This notebook demonstrates how to search The [Sun newspaper](https://www.thesun.co.uk).

Import the two required libraries

In [6]:
import pandas as pd
from requests_html import HTMLSession

Start a `requests_html` session.

In [7]:
session = HTMLSession()

The function that was written during class to scrape a search page.

In [8]:
def scrape_sun_search(url):
    
    '''Scrapes Sun search page and returns URLs and Title'''
    r = session.get(url)
    parsed_html = r.html
    article_info = parsed_html.find('.text-anchor-wrap')
    article_list = []
    for article in article_info:
        url = list(article.absolute_links)[0]
        text = article.text

        article_dict = {'url': url, 
                        'text': text}

        article_list.append(article_dict)
    article_df = pd.DataFrame(article_list)
    return article_df

The loop that was created in class.

In [9]:
sun_dfs = []
url = 'https://www.thesun.co.uk/page/16/?s=brexit'

for page in range(1, 50):
    url = 'https://www.thesun.co.uk/page/16/?s=brexit'.replace('16', str(page))
    df = scrape_sun_search(url)
    sun_dfs.append(df)
    

Last step is merge all of the collected dataframes and store the results as a CSV file.

In [10]:
df = pd.concat(sun_dfs)

In [11]:
df.info()

<class 'pandas.core.frame.DataFrame'>
Int64Index: 490 entries, 0 to 9
Data columns (total 2 columns):
text    490 non-null object
url     490 non-null object
dtypes: object(2)
memory usage: 11.5+ KB


In [12]:
df.to_csv('sun_brexit.csv')

Below is a more flexible version. Note that this functions calls our earlier function!

In [24]:
def search_sun(searchterm, pages):
    '''Searches the The Sun. 
       Returns a df of titles and URLs'''
    
    results_dfs = []
    
    for page in range(1, pages+1):
        url = 'https://www.thesun.co.uk/page/'
        url = url + str(page) + '/?s=' + searchterm
        df = scrape_sun_search(url)
        results_dfs.append(df)
    result_df = pd.concat(results_dfs)
    return result_df


In [25]:
snake_df = search_sun('snakes', 2)

In [26]:
snake_df.head()

Unnamed: 0,text,url
0,BONKOSAURUS SEX\nDinosaurs 'would be with us t...,https://www.thesun.co.uk/tech/8998777/dinosaur...
1,SWEET LITTLE LIES\nThe 'natural' foods that ar...,https://www.thesun.co.uk/fabulous/food/9005828...
2,MR RIGHT?\nJess Wright cosies up new mystery m...,https://www.thesun.co.uk/tvandshowbiz/9001998/...
3,SUFFOCATED ON STAGE\nCircus performer 'strangl...,https://www.thesun.co.uk/news/8999226/distress...
4,LOOK ON THE TIGHT SIDE\nWe test 'spray-on' PVC...,https://www.thesun.co.uk/fabulous/8992765/we-t...

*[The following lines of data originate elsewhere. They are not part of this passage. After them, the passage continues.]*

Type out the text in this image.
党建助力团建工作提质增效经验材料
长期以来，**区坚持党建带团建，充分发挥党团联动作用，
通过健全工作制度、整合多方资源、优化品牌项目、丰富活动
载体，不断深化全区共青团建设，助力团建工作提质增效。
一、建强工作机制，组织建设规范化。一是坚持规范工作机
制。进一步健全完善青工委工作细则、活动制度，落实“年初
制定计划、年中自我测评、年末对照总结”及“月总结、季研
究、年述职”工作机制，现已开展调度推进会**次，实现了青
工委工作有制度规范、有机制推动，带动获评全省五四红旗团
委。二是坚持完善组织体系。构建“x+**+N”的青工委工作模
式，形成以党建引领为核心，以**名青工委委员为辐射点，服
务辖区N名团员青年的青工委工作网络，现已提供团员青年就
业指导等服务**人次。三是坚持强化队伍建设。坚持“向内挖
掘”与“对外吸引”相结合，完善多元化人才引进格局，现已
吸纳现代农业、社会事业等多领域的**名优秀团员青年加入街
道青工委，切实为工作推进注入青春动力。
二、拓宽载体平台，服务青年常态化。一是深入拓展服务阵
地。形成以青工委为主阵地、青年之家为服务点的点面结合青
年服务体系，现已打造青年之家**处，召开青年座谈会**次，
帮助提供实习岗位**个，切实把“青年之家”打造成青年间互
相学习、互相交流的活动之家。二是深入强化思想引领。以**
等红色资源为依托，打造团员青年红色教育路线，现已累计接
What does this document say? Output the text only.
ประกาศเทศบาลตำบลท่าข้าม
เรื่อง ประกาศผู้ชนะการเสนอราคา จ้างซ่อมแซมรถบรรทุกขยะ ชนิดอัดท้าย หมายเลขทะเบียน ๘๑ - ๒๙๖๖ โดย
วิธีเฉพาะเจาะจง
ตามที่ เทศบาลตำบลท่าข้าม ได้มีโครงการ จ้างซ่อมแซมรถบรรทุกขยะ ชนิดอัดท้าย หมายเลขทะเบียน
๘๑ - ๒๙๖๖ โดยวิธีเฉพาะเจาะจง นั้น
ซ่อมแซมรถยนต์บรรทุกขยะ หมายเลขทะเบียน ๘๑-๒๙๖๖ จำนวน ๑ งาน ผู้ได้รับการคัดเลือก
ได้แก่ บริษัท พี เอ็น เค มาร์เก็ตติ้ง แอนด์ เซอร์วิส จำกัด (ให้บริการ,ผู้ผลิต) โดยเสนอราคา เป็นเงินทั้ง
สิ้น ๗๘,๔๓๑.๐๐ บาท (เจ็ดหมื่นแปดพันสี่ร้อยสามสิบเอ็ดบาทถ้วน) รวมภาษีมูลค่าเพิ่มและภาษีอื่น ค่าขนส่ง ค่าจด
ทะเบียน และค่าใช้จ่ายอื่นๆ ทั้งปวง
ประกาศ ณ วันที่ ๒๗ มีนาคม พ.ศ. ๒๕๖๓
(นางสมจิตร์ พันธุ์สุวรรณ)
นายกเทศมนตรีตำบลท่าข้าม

You might also want the text of newspaper articles. For this, I use the `Article3K` library.

In [27]:
from newspaper import Article

def get_article_info(url):
    article = Article(url)
    article.download()
    article.parse()
    
    article_details = {'title'       : article.title,
                       'text'        : article.text,
                       'url'         : article.url,
                       'date'        : article.publish_date}

    return article_details

In [17]:
test_url = 'https://www.thesun.co.uk/news/8931618/theresa-may-leadership-challenge-sir-graham-brady/'

In [18]:
get_article_info(test_url)

{'title': 'Theresa May is safe until December as party chiefs refuse to change rules so she can be kicked out earlier',
 'url': 'https://www.thesun.co.uk/news/8931618/theresa-may-leadership-challenge-sir-graham-brady/',
 'date': datetime.datetime(2019, 4, 24, 17, 4, 1, tzinfo=tzutc())}

I want to add a sleep to be polite.

In [19]:
from time import sleep

I extract the urls I want from the dataframe

In [32]:
urls_to_get = snake_df['url'].values
urls_to_get[:5]

array(['https://www.thesun.co.uk/tech/8998777/dinosaurs-alive-today-sex-lakes/',
       'https://www.thesun.co.uk/fabulous/food/9005828/natural-foods-unhealthy-sugar-misleading/',
       'https://www.thesun.co.uk/tvandshowbiz/9001998/jess-wright-mystery-man-holiday/',
       'https://www.thesun.co.uk/news/8999226/distressing-video-circus-trainer-strangled-by-large-snake-during-performance-russia/',
       'https://www.thesun.co.uk/fabulous/8992765/we-test-spray-on-pvc-trousers-loved-by-celebs-for-how-much-squeak-and-sweat-they-cause/'],
      dtype=object)

In [33]:
article_texts = []  #empty list to store list
for url in urls_to_get:  # loop ever each url
    df = get_article_info(url) # download the article info
    article_texts.append(df) # add the article info to our list
    sleep(1) # pause one second

In [34]:
text_df = pd.DataFrame(article_texts) # stack all of our dataframes together

In [135]:
len(text_df)

138

In [35]:
text_df.head()

Unnamed: 0,date,text,title,url
0,2019-05-05 14:35:42+00:00,THE DINOSAURS would still walk among us today ...,Dinosaurs ‘would be with us today’ if their ‘s...,https://www.thesun.co.uk/tech/8998777/dinosaur...
1,2019-05-04 23:47:25+00:00,THE Sun on Sunday can reveal claims by some br...,The Sun exposes foods branded ‘natural’ that a...,https://www.thesun.co.uk/fabulous/food/9005828...
2,2019-05-04 08:29:06+00:00,JESS Wright has confirmed she's all loved up a...,Jess Wright cosies up new mystery man on a lux...,https://www.thesun.co.uk/tvandshowbiz/9001998/...
3,2019-05-03 17:23:27+00:00,DISTRESSING video shows a circus trainer slump...,Distressing video 'shows circus trainer strang...,https://www.thesun.co.uk/news/8999226/distress...
4,2019-05-02 22:44:11+00:00,SPRAY-ON trousers are one of spring’s hottest ...,We test ‘spray-on’ PVC trousers loved by celeb...,https://www.thesun.co.uk/fabulous/8992765/we-t...


In [124]:
text_df.to_json('text_df.json', orient='records')